Frequently a stand-out by 1992 in dressage competition when competing internationally, Pia was again a favorite at England's Hermes International Meeting the following year and won the K Group Tokyo Grand Prix at Goodwood on 1 May 1992, but she immediately removed herself from competition after hearing of the death of her father and flew home. In 1992, she was still living in Germany, though riding for the German team.

==Olympic placings==
Although she placed out of medal contention, her Olympic placings and mounts for dressage included:
- Barcelona, 1992 - Adrett on whom she placed 7th in individual, 8th in team
- Atlanta, 1996 - Liebenberg on whom she placed 34th in individual, 9th in team
- Sydney, 2000 - Renoir on whom she placed 14th riding only individual.

===Dressage===
Pia rode for Italy's well-respected Club Centro Ippico Monzese, affiliated with the Italian National Olympic Committee, where students learned not only to ride a horse, but to "respect, love and forge a relationship with the horse", a concept central to the creation of top competitors in dressage.

The fundamental purpose of dressage is to develop, through standardized progressive training methods, a horse's natural athletic ability and willingness to perform, thereby maximizing its potential as a riding horse. Dressage is used to teach horses to be athletes. They learn to carry the weight of the riders, and to carry themselves as well in a more graceful, and balanced manner. Dressage means "training", and it teaches a horse to be safer to ride, more responsive to the rider, and more obedient.

Dressage consists of a series of 39 exercises demonstrating how well the rider communicates with the horse. Included exercises are the walk, trot and canter, as well as having the horse walk backwards, and weave through a pre-determined serpentine course. Four judges score the manoeuvres on a ten-point scale.

==Training==
Her dressage trainers included the renowned Heinz Lammers, possibly during her earlier years in Germany. Lammers taught in the riding schools in Saerbeck and Greven, Germany, before going independent in 1967. He had a training stable in Olfen and was a highly sought-after coach.
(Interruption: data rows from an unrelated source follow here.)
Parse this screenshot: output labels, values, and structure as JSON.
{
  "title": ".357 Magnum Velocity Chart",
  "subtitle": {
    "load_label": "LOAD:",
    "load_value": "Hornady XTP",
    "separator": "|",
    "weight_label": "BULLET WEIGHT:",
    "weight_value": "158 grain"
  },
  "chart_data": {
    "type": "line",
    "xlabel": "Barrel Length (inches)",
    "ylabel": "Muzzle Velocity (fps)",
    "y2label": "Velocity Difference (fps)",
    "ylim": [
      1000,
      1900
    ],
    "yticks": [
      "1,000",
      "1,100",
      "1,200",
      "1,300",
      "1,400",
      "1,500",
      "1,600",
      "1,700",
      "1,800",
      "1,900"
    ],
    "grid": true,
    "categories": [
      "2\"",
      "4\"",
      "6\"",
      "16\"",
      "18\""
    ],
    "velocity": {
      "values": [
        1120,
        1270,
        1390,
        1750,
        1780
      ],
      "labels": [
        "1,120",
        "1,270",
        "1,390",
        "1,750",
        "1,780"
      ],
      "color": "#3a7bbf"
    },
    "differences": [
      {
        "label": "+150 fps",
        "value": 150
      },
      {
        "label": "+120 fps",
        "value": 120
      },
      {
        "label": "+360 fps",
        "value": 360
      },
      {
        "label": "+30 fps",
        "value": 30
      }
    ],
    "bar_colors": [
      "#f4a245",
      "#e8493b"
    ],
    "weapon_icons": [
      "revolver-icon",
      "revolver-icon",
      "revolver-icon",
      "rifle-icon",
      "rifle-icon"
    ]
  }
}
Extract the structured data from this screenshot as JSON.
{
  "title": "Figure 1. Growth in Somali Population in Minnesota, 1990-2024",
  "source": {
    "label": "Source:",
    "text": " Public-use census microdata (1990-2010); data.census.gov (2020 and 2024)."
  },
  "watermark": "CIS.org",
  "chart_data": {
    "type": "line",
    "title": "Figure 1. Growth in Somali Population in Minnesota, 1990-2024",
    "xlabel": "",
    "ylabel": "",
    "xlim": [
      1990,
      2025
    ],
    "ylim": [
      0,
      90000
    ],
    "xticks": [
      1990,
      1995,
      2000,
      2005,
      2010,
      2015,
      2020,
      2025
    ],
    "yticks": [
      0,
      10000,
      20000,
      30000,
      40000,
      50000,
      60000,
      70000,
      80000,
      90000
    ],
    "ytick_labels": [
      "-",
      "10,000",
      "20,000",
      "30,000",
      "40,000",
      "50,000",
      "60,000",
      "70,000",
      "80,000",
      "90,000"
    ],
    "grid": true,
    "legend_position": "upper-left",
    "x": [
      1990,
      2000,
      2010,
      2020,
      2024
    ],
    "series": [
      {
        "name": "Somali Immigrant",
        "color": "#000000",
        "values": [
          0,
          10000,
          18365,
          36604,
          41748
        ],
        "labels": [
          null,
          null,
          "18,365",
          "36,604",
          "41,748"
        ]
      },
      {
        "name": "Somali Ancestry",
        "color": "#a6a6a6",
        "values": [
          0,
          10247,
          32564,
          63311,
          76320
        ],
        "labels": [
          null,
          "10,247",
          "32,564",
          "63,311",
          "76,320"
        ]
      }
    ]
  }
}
In addition to Pia-Laus, his students included Olympians Eva Maria Pracht and Edith Master. Lammers was considered one of the defining personalities in Westphalian (Westphalia region, Germany) equestrian sport, which he helped shape and supervise as state trainer for dressage for almost a quarter of a century. Receiving around 100 medals as a trainer, the Equestrian Association of Westphalia honored Lammers' work with the Golden Plaque of Merit in 2002. He died on 8 February 1922.